Arkwright’s cotton spinning factory at Lumford Mill was built around 1782 and employed about 350 people at its peak, mainly women and children. It was sold to the Duke of Devonshire in 1860 but came to an untimely end when it burned down eight years later. After rebuilding, it continued to operate as a cotton factory to the end of the century and an attractive row of workers cottages remains.

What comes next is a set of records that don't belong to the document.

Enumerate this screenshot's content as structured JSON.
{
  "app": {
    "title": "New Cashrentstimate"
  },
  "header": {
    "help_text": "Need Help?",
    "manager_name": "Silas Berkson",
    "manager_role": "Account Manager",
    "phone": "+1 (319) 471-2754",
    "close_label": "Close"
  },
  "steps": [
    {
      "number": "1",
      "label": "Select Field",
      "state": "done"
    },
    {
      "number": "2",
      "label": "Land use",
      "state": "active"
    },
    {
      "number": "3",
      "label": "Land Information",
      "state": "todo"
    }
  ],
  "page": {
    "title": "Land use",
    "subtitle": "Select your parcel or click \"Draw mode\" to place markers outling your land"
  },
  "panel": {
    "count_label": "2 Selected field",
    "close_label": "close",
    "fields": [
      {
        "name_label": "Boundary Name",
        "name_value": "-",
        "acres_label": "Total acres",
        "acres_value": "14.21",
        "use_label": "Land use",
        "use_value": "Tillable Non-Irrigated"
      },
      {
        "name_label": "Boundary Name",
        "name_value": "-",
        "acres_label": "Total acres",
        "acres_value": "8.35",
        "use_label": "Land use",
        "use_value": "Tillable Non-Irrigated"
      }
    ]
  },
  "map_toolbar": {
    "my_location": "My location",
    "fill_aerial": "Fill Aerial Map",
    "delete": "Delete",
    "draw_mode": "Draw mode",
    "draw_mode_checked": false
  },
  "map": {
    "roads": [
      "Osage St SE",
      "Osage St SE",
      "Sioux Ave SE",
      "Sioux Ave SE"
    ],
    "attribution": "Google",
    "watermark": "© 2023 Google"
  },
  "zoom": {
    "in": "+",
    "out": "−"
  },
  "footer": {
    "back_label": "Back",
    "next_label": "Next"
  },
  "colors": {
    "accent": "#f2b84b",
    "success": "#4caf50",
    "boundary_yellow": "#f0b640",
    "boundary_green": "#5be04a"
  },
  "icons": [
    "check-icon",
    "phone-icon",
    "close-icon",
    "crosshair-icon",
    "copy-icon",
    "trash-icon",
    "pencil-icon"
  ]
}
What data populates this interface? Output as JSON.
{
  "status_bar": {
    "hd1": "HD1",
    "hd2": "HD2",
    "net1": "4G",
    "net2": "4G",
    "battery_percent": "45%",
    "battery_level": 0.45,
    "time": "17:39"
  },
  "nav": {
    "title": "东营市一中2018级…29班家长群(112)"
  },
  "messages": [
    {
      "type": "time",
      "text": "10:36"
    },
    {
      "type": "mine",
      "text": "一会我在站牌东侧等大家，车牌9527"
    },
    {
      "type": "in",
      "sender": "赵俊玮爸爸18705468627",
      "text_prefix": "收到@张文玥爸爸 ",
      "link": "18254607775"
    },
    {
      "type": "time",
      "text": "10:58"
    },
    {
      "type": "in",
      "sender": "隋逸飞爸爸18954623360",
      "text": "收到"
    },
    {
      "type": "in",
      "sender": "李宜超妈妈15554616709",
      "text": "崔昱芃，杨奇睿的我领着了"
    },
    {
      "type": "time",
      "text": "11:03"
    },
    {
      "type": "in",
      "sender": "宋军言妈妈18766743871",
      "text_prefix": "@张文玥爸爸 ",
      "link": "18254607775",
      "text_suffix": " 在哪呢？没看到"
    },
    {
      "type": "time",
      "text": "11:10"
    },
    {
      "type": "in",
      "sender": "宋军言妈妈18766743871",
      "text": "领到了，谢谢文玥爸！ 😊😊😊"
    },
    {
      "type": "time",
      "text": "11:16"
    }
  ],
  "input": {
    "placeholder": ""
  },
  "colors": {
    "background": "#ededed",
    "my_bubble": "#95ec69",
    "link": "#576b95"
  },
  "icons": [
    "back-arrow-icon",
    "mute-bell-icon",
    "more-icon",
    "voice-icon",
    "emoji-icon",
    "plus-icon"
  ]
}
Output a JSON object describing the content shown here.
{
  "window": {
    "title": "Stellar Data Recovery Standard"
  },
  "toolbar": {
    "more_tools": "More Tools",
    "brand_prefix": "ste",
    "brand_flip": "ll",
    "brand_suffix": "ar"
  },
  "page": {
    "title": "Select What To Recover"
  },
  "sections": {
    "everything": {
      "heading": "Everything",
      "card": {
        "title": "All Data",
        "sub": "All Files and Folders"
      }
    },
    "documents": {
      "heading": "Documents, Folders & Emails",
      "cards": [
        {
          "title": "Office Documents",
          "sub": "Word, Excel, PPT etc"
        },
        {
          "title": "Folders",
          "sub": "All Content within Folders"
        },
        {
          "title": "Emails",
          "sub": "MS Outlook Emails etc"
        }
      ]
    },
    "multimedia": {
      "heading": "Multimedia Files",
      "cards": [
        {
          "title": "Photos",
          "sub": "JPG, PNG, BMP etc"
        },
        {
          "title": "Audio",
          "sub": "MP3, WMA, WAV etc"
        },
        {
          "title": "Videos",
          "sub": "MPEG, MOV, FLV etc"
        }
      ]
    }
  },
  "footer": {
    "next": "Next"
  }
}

The modern layout of the town only came about in the 19th century when Rutland Square was created and the Rutland Arms replaced the Old White Horse Inn in 1804. It is claimed that Jane Austen stayed there in 1811 and she based Lambton in Pride and prejudice on Bakewell, and Pemberley on Chatsworth house. It was at the Rutland Arms that the famous Bakewell pudding was born in approximately 1860. The cook accidentally misunderstood the instructions and instead of stirring in the egg mixture into the pastry, she spread it on top of the jam, which has to this day proved to be a stroke of genius in creating a brand for the town.

In 1863 a railway was opened between Bakewell and Buxton that it closed again in 1968.

Bakewell is home to approximately 4000 present day and cherishes its chequered past. History can be found in every nook and cranny if you look hard enough and we’re sure you’ll agree – this wonderful market town has a very interesting story to tell!